Question

A die is thrown twice. What is the probability that $5$ will not come up either time?

Answer 1

Probability of an event $=\frac{numberoffavorableoutcomes}{totalnumberofoutcomes}$

We know that,

If a die is rolled twice, the total number of outcomes is $36$.

Sample space is defined by $\left(\mathrm{S}\right)$

$$\begin{gathered} \mathrm{S}=\mathrm{\{}(1,1)(1,2)(1,3)(1,4)(1,5)(1,6) \\ (2,1)(2,2)(2,3)(2,4)(2,5)(2,6) \\ (3,1)(3,2)(3,3)(3,4)(3,5)(3,6) \\ (4,1)(4,2)(4,3)(4,4)(4,5)(4,6) \\ (5,1)(5,2)(5,3)(5,4)(5,5)(5,6) \\ (6,1)(6,2)(6,3)(6,4)(6,5)(6,6)\} \end{gathered}$$

So, $\mathrm{n}\left(\mathrm{S}\right)=36$

Step 1: Calculating the probability of getting $5$ on either time

Let $\mathrm{A}$ be the event of getting $5$ either time.

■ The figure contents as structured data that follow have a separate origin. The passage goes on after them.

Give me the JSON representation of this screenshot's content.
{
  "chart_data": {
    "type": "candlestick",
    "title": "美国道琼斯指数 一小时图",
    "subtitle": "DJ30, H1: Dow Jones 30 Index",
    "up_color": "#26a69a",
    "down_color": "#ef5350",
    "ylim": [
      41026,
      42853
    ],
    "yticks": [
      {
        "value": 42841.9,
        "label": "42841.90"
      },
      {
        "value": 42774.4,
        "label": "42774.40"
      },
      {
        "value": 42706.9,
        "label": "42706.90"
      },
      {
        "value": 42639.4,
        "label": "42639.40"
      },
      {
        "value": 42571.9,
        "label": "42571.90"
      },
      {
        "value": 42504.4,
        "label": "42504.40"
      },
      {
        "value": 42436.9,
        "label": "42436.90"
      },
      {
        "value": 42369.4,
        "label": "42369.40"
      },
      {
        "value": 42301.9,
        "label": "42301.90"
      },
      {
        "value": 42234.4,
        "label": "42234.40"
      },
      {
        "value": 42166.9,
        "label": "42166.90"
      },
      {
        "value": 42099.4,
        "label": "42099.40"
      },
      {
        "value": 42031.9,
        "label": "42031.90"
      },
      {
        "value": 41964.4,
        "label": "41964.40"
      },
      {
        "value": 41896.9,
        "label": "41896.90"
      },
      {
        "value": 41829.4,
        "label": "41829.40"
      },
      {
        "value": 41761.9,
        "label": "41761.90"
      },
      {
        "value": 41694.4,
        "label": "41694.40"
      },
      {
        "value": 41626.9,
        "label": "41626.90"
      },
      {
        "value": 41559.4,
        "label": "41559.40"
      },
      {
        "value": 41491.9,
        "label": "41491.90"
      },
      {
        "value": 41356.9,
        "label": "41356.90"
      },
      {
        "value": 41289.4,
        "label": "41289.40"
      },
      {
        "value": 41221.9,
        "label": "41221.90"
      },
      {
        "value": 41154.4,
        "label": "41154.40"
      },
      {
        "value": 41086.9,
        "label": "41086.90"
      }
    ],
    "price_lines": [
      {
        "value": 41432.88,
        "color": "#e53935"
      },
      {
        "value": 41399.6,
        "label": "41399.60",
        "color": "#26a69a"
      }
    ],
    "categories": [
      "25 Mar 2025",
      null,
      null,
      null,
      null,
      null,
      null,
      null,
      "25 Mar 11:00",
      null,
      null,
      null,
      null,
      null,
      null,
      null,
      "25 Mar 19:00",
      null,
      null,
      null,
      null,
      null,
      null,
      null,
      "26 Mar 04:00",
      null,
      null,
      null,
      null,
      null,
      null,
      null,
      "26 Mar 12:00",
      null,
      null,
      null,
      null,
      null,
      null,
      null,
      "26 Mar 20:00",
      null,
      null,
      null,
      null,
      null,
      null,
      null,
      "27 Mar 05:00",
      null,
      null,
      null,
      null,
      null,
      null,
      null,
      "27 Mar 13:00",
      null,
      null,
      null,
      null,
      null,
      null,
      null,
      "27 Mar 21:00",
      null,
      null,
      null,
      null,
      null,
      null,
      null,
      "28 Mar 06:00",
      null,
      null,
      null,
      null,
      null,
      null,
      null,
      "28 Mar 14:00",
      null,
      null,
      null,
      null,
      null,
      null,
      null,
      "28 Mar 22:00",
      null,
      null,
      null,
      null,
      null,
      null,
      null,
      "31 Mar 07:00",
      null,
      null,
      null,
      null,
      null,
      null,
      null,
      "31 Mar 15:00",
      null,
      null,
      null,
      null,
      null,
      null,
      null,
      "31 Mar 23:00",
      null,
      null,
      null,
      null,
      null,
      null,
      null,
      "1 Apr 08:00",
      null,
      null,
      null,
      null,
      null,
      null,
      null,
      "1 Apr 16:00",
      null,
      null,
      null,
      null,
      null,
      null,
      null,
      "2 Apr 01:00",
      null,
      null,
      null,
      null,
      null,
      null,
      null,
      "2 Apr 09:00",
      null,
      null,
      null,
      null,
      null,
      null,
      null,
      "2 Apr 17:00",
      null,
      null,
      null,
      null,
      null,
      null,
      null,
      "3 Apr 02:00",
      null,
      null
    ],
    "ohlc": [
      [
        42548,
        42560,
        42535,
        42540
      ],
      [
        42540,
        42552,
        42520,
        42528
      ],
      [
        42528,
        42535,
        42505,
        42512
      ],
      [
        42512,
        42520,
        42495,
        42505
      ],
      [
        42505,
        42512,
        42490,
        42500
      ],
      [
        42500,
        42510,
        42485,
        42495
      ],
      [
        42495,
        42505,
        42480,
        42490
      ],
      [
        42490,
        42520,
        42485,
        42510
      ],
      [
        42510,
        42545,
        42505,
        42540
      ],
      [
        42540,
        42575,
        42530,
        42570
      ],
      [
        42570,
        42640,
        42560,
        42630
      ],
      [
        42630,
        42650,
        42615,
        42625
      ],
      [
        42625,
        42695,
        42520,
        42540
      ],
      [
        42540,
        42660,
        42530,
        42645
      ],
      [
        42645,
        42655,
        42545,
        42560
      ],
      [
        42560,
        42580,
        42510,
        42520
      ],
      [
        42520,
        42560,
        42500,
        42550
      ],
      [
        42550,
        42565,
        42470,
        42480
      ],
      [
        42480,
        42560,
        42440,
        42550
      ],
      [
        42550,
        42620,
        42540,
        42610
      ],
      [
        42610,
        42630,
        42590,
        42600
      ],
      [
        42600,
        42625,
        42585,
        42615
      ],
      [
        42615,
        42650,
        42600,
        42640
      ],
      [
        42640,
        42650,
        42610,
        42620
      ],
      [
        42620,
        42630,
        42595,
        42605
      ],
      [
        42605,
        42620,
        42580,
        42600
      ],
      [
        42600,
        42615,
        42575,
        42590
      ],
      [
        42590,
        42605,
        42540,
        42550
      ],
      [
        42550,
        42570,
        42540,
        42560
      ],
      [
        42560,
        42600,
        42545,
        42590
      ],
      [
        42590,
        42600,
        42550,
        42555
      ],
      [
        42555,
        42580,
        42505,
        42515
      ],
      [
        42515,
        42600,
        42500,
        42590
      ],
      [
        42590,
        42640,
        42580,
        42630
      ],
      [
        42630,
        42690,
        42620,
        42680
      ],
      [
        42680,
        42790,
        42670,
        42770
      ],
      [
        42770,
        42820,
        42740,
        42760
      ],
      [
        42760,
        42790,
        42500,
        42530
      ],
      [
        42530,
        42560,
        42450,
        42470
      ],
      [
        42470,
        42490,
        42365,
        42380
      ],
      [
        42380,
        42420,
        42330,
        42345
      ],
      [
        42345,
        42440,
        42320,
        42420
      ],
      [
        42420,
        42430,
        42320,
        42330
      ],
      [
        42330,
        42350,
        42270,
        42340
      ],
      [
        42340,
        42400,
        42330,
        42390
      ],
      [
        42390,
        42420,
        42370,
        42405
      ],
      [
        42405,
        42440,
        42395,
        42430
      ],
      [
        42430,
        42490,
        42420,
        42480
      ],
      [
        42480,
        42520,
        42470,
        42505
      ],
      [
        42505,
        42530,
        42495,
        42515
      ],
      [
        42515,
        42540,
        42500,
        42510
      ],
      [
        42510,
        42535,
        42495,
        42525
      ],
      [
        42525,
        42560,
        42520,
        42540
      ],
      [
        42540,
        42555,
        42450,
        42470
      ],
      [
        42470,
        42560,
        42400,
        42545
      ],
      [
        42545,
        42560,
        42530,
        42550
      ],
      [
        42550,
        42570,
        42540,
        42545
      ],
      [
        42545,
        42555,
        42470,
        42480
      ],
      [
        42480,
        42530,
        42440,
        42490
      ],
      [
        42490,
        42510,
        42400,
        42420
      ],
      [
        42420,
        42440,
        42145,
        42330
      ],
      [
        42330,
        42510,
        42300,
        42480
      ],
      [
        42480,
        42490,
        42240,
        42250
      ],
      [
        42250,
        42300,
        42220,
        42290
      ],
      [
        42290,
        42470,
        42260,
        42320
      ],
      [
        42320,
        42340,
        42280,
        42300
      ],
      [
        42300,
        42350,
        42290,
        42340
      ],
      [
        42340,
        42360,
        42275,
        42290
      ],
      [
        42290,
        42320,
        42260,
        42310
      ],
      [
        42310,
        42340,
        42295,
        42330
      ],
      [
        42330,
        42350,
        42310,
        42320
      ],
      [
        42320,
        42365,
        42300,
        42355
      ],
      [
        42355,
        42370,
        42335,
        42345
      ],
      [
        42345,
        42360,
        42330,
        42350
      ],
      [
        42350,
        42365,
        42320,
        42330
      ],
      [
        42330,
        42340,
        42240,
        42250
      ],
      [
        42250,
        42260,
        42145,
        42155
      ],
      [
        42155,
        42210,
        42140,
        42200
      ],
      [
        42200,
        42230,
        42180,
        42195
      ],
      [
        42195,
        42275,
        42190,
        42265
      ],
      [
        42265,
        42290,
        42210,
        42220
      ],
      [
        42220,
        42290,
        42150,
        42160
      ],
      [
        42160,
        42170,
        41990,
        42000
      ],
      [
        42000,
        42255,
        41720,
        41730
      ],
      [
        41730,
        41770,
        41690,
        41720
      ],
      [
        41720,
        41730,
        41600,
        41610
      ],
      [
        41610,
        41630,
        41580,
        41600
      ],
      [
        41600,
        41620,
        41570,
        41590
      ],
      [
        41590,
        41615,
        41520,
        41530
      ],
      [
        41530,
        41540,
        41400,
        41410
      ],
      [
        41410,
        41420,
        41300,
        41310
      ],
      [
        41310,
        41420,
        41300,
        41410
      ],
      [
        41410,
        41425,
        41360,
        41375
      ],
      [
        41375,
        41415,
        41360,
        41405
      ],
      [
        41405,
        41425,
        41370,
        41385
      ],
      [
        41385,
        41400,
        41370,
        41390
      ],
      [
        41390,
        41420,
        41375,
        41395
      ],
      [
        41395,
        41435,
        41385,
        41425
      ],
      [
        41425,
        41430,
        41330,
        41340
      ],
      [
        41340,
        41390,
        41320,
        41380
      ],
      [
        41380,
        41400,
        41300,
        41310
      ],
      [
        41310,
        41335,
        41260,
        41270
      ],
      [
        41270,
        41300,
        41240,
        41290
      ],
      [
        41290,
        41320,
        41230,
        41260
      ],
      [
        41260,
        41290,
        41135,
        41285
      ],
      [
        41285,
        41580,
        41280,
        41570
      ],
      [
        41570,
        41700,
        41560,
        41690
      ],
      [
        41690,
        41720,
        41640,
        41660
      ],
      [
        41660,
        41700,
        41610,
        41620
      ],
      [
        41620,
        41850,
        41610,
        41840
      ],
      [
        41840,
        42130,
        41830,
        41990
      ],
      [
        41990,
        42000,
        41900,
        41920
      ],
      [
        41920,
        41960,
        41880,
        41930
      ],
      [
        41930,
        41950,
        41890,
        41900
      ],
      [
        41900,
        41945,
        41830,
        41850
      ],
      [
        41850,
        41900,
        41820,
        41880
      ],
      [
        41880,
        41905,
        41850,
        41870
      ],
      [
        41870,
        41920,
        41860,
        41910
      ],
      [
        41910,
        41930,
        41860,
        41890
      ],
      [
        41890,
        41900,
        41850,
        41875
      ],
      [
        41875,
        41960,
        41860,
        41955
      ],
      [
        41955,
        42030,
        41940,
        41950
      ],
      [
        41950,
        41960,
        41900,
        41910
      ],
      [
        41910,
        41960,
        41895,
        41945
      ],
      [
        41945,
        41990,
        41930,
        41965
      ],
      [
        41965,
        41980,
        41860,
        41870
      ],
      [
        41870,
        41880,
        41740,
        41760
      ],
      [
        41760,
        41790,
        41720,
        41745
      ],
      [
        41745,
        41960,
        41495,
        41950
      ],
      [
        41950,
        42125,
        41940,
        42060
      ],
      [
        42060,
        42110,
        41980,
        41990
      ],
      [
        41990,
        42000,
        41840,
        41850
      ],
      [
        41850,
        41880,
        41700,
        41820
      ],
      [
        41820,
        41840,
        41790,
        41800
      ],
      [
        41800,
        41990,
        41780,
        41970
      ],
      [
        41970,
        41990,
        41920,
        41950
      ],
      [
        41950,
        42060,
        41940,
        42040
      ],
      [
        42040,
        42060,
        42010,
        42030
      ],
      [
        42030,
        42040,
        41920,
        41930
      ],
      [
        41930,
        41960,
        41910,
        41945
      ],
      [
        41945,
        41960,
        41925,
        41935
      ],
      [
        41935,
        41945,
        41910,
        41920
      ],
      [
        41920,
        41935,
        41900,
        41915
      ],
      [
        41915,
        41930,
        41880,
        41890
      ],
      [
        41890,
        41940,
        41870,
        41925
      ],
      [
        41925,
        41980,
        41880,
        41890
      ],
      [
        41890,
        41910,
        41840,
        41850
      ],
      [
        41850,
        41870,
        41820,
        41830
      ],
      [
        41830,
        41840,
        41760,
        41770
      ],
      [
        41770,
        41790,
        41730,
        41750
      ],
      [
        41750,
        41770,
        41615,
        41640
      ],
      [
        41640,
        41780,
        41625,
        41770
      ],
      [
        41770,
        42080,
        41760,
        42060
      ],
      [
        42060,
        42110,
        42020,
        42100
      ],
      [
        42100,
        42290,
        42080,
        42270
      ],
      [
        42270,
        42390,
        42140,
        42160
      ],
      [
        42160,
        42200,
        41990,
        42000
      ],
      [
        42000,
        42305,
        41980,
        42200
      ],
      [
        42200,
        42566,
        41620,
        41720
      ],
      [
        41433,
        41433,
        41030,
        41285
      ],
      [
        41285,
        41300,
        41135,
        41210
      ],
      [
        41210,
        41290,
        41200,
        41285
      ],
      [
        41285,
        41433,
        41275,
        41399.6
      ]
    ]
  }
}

The outcomes where $5$ turns up ether time are $=\left\{\right(1,5),(2,5),(3,5),(4,5),(5,1),(5,2),(5,3),(5,4),(5,5),(5,6),(6,5\left)\right\}$

So, $\mathrm{n}\left(\mathrm{A}\right)=11$

Therefore, the probability of getting $5$ on either time, $\mathrm{P}\left(\mathrm{A}\right)=\frac{\mathrm{n}\left(\mathrm{A}\right)}{\mathrm{n}\left(\mathrm{S}\right)}$

$\mathrm{P}\left(\mathrm{A}\right)=\frac{11}{36}$

Step 2: Calculating the probability of not getting $5$ on either time

So, the probability that $5$ will not come up on either time $=1–\mathrm{P}\left(\mathrm{A}\right)$

$$\begin{gathered} =1–\frac{11}{36} \\ =\frac{25}{36} \end{gathered}$$

Hence, the probability that $5$ will not come up either time is $\frac{25}{36}$.